State-of-the-art neurovascular infrastructure supports safe and timely intracranial aneurysm treatment in Yelahanka, from emergency admission to recovery. Our environment combines advanced imaging, surgical precision, and continuous monitoring to minimise risk at every stage. Core capabilities include:
High-resolution CT and CT angiography for rapid diagnosis
Dedicated biplane neuro-angiography suites
Fully equipped neurosurgical operating theatres with microscopy
Continuous intracranial and haemodynamic monitoring systems
Neuro-intensive care units with vasospasm surveillance protocols
Immediate laboratory and transfusion support
Integrated rehabilitation services for post-treatment recovery
This comprehensive ecosystem ensures stability during critical hours and structured follow-up thereafter.

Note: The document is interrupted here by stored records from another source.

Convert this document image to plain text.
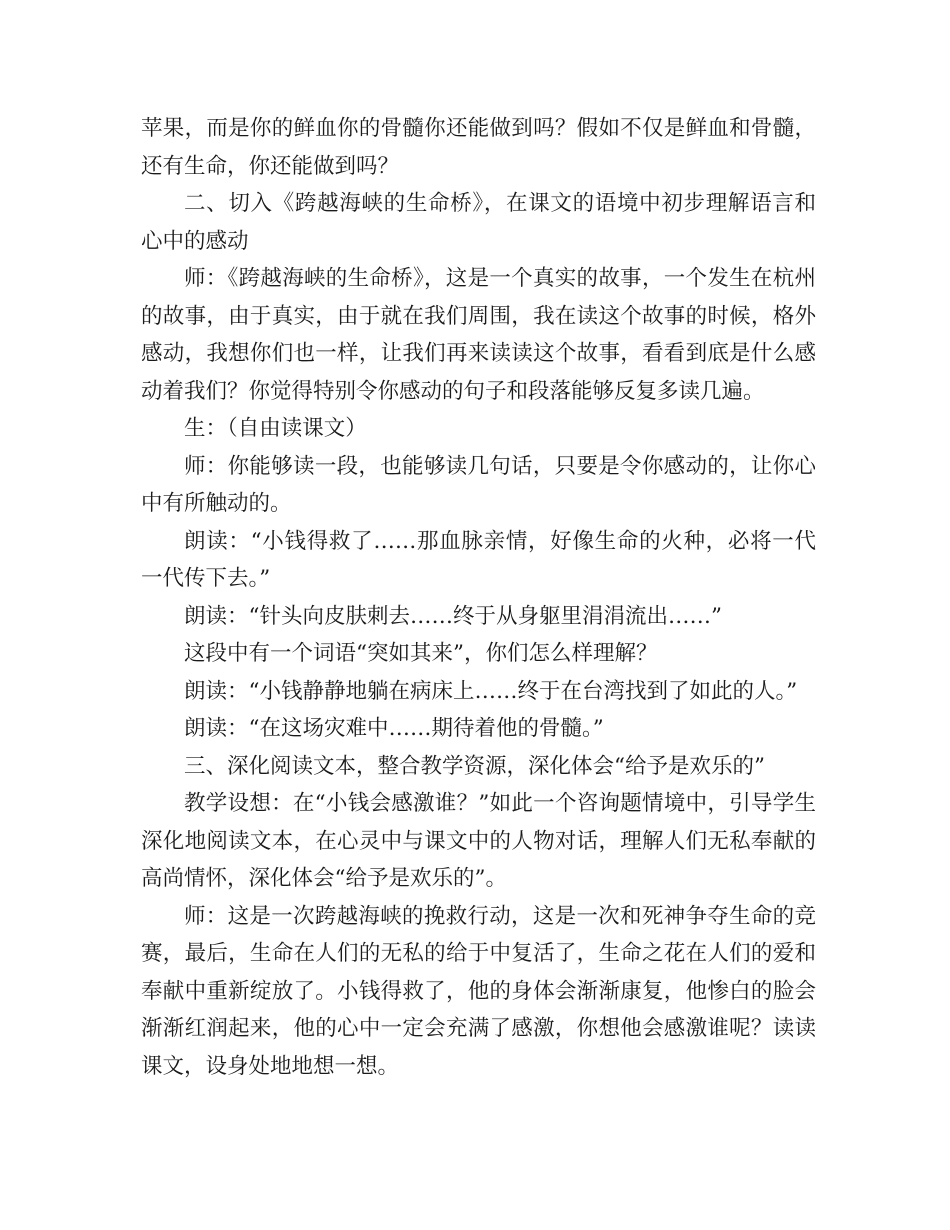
苹果，而是你的鲜血你的骨髓你还能做到吗？假如不仅是鲜血和骨髓，还有生命，你还能做到吗？

二、切入《跨越海峡的生命桥》，在课文的语境中初步理解语言和心中的感动

师：《跨越海峡的生命桥》，这是一个真实的故事，一个发生在杭州的故事，由于真实，由于就在我们周围，我在读这个故事的时候，格外感动，我想你们也一样，让我们再来读读这个故事，看看到底是什么感动着我们？你觉得特别令你感动的句子和段落能够反复多读几遍。

生：（自由读课文）

师：你能够读一段，也能够读几句话，只要是令你感动的，让你心中有所触动的。

朗读：“小钱得救了……那血脉亲情，好像生命的火种，必将一代一代传下去。”

朗读：“针头向皮肤刺去……终于从身躯里涓涓流出……”

这段中有一个词语“突如其来”，你们怎么样理解？

朗读：“小钱静静地躺在病床上……终于在台湾找到了如此的人。”

朗读：“在这场灾难中……期待着他的骨髓。”

三、深化阅读文本，整合教学资源，深化体会“给予是欢乐的”

教学设想：在“小钱会感激谁？”如此一个咨询题情境中，引导学生深化地阅读文本，在心灵中与课文中的人物对话，理解人们无私奉献的高尚情怀，深化体会“给予是欢乐的”。

师：这是一次跨越海峡的挽救行动，这是一次和死神争夺生命的竞赛，最后，生命在人们的无私的给于中复活了，生命之花在人们的爱和奉献中重新绽放了。小钱得救了，他的身体会渐渐康复，他惨白的脸会渐渐红润起来，他的心中一定会充满了感激，你想他会感激谁呢？读读课文，设身处地地想一想。
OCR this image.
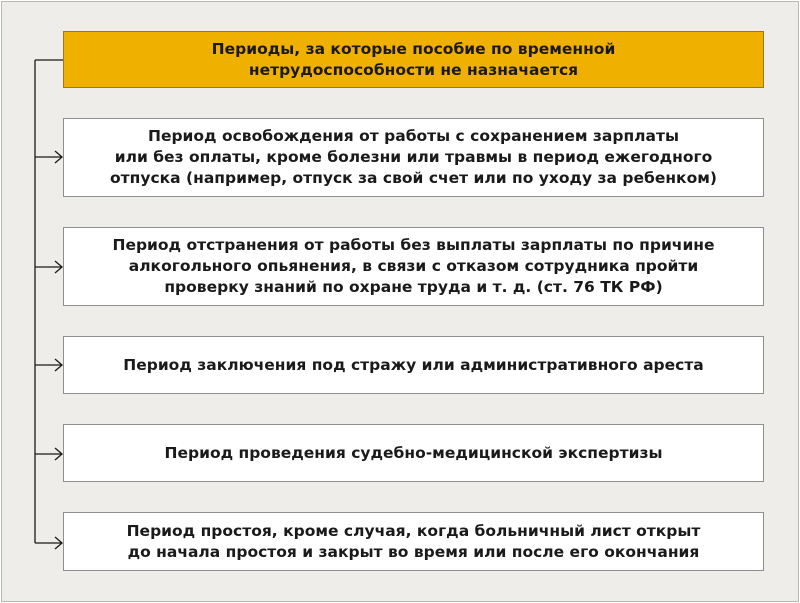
Периоды, за которые пособие по временной
нетрудоспособности не назначается
Период освобождения от работы с сохранением зарплаты
или без оплаты, кроме болезни или травмы в период ежегодного
отпуска (например, отпуск за свой счет или по уходу за ребенком)
Период отстранения от работы без выплаты зарплаты по причине
алкогольного опьянения, в связи с отказом сотрудника пройти
проверку знаний по охране труда и т. д. (ст. 76 ТК РФ)
Период заключения под стражу или административного ареста
Период проведения судебно-медицинской экспертизы
Период простоя, кроме случая, когда больничный лист открыт
до начала простоя и закрыт во время или после его окончания
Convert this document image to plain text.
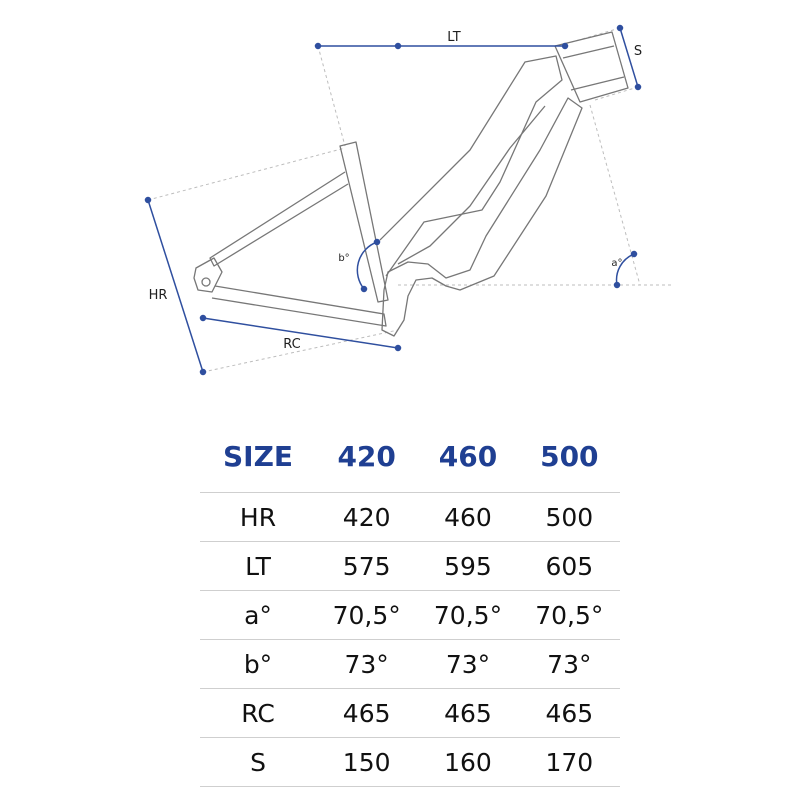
LT
S
HR
RC
b°	a°
SIZE	420	460	500
HR	420	460	500
LT	575	595	605
a°	70,5°	70,5°	70,5°
b°	73°	73°	73°
RC	465	465	465
S	150	160	170
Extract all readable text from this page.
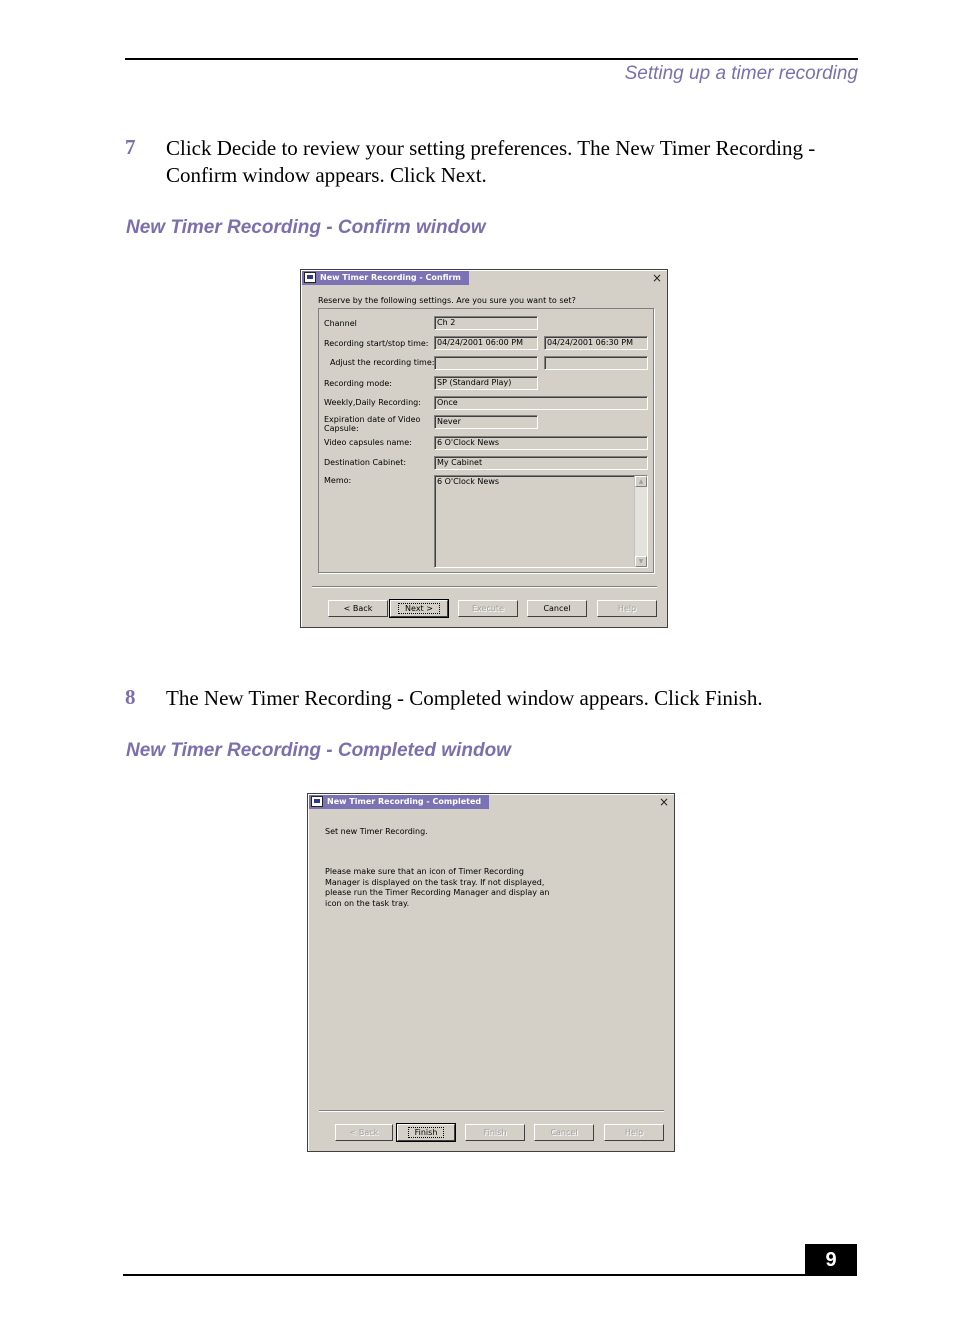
Setting up a timer recording
7 Click Decide to review your setting preferences. The New Timer Recording - Confirm window appears. Click Next.
New Timer Recording - Confirm window
New Timer Recording - Confirm	×
Reserve by the following settings. Are you sure you want to set?
Channel	Ch 2
Recording start/stop time:	04/24/2001 06:00 PM	04/24/2001 06:30 PM
Adjust the recording time:
Recording mode:	SP (Standard Play)
Weekly,Daily Recording:	Once
Expiration date of Video Capsule:
Never
Video capsules name:	6 O'Clock News
Destination Cabinet:	My Cabinet
Memo:	6 O'Clock News	▲
▼
< Back	Next >	Execute	Cancel	Help
8 The New Timer Recording - Completed window appears. Click Finish.
New Timer Recording - Completed window
New Timer Recording - Completed	×
Set new Timer Recording.
Please make sure that an icon of Timer Recording Manager is displayed on the task tray. If not displayed, please run the Timer Recording Manager and display an icon on the task tray.
< Back	Finish	Finish	Cancel	Help
9
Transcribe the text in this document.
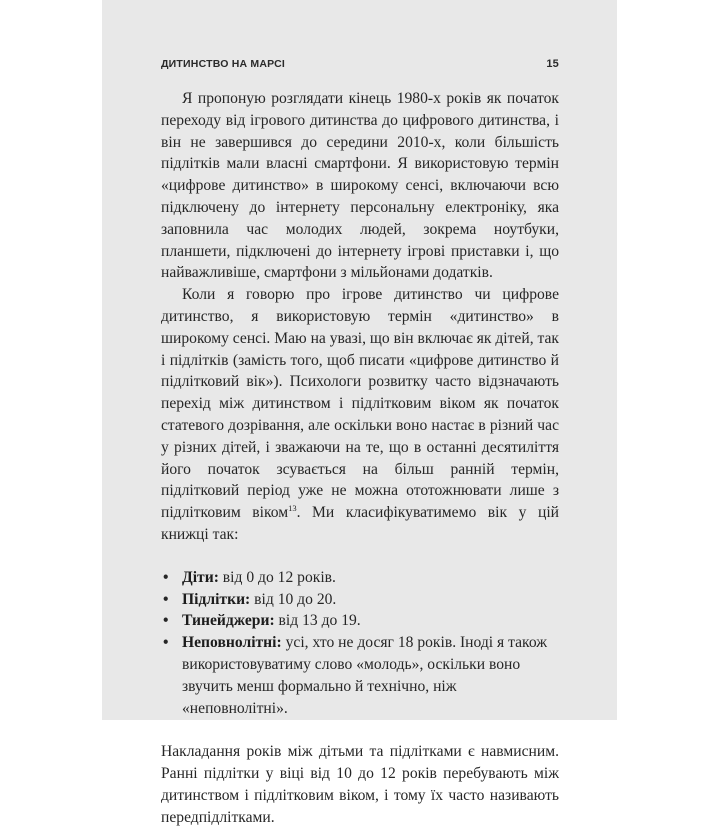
ДИТИНСТВО НА МАРСІ	15

Я пропоную розглядати кінець 1980-х років як початок переходу від ігрового дитинства до цифрового дитинства, і він не завершився до середини 2010-х, коли більшість підлітків мали власні смартфони. Я використовую термін «цифрове дитинство» в широкому сенсі, включаючи всю підключену до інтернету персональну електроніку, яка заповнила час молодих людей, зокрема ноутбуки, планшети, підключені до інтернету ігрові приставки і, що найважливіше, смартфони з мільйонами додатків.

Коли я говорю про ігрове дитинство чи цифрове дитинство, я використовую термін «дитинство» в широкому сенсі. Маю на увазі, що він включає як дітей, так і підлітків (замість того, щоб писати «цифрове дитинство й підлітковий вік»). Психологи розвитку часто відзначають перехід між дитинством і підлітковим віком як початок статевого дозрівання, але оскільки воно настає в різний час у різних дітей, і зважаючи на те, що в останні десятиліття його початок зсувається на більш ранній термін, підлітковий період уже не можна ототожнювати лише з підлітковим віком$^{13}$. Ми класифікуватимемо вік у цій книжці так:

• Діти: від 0 до 12 років.
• Підлітки: від 10 до 20.
• Тинейджери: від 13 до 19.
• Неповнолітні: усі, хто не досяг 18 років. Іноді я також використовуватиму слово «молодь», оскільки воно звучить менш формально й технічно, ніж «неповнолітні».

Накладання років між дітьми та підлітками є навмисним. Ранні підлітки у віці від 10 до 12 років перебувають між дитинством і підлітковим віком, і тому їх часто називають передпідлітками.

A sudden, severe “worst-ever” headache, neck stiffness, vomiting, or brief loss of consciousness requires emergency evaluation. Immediate imaging helps confirm bleeding and guides urgent intervention to prevent further complications.
Not always. Small, stable aneurysms may be monitored. Treatment is recommended when the size, location, or shape increases the rupture risk. Decisions are individualised after detailed imaging and risk assessment.
Recovery varies. Many patients remain in the hospital for several days under monitoring. Fatigue and mild headaches are common initially, but gradual improvement is expected with structured follow-up and rehabilitation support.
Both are safe when chosen appropriately. Coiling is less invasive and often allows faster recovery, while clipping may provide more durable results for certain aneurysm shapes. The choice depends on anatomy and rupture status.
Yes. Even after successful intracranial aneurysm treatment in Yelahanka, periodic imaging ensures the aneurysm remains sealed and helps detect rare recurrences early, providing continued reassurance and safety.